J’avais deux recrues potentielles dans lesquelles j’avais mis de l’espoir. Je n’ai plus personne, une fois de plus. En effet, j’ai entamé une rupture en période d’essai avec le deuxième espoir ; peu soigneux, désorganisé, dilettante, pas investi, profondément inconscient de la dangerosité du travail, donc de la nécessité d’être vigilant et concentré pendant les soins. De surcroît, le porter est balbutiant et notre dialogue de sourds : il me comprend mal et il ne fait pas d’effort pour me parler distinctement. Comment, par conséquent, envisager d’être accompagné par quelqu’un d’aussi peu fiable ? Comment me sentir en sécurité et en confiance avec une telle personne, alors que je suis très affaibli en raison de mon état de santé ? Je suis usé, nerveusement et moralement, par cette instabilité conjoncturelle incessante.

Tout est à refaire. Tout est à recommencer.

Depuis quelques années, les candidats à l’accompagnement médico-social sont à l’image de notre société : instables, dilettantes, peu fiables, inconséquents, désinvestis, désinvoltes, irresponsables, sans ossature et négligents ; et la liste n’est pas exhaustive.
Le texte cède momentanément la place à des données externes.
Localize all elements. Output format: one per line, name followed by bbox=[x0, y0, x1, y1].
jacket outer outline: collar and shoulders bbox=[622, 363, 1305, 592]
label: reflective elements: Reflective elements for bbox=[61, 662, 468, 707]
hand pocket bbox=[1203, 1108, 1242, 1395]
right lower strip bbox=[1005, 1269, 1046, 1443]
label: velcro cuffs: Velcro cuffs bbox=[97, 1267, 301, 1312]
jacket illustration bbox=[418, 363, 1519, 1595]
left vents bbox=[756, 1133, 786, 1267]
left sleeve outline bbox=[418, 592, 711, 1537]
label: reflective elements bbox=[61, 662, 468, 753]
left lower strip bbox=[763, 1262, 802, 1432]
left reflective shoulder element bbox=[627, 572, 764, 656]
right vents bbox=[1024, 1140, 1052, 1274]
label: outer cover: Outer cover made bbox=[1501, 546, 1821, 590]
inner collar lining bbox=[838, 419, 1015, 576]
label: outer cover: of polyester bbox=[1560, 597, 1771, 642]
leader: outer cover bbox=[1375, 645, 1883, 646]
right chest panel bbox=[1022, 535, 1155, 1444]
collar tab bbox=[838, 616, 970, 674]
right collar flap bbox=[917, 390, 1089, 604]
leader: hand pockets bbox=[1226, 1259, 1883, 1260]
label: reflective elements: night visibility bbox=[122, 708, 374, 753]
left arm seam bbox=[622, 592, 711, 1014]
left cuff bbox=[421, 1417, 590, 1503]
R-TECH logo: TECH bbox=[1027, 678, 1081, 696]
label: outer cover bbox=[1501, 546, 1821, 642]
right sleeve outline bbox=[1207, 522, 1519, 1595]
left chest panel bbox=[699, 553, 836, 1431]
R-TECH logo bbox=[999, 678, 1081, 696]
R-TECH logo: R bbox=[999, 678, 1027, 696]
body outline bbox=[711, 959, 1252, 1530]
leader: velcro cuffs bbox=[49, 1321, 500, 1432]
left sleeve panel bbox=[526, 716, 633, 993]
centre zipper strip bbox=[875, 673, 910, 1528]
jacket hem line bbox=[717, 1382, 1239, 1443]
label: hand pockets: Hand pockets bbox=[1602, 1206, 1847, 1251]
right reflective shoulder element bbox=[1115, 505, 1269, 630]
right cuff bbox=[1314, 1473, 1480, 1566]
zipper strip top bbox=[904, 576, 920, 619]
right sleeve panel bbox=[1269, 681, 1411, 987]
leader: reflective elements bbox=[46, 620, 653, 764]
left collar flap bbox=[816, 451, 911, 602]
De beaux parleurs ou de belles parleuses, ou peut-être des utopistes naïfs, à la belle rhétorique, aux belles motivations, aux belles convictions, avec des promesses et des engagements la main sur le cœur. Voilà ce qui postule afin d’assumer un poste à hautes responsabilités. Ont-ils seulement conscience de postuler pour accompagner un homme en fin de vie et très déclinant ? Non. Clairement non. Sinon, ils et elles partiraient en courant. Mais c’est si alléchant de ne travailler que deux jours fixes par semaine et très correctement rétribué au surplus; la planque, la bonne aubaine pour certains. Sauf que, si les conditions de travail sont optimales, c’est un travail qui exige des capacités, des qualités et des compétences apparemment de plus en plus rares sur le marché du travail. Et dire que l’avenir de notre planète, déjà bien mal en point, dépend d’une génération aussi peu armée et tellement sous influence que, pour les extrémistes de tous bords, c’est du pain béni.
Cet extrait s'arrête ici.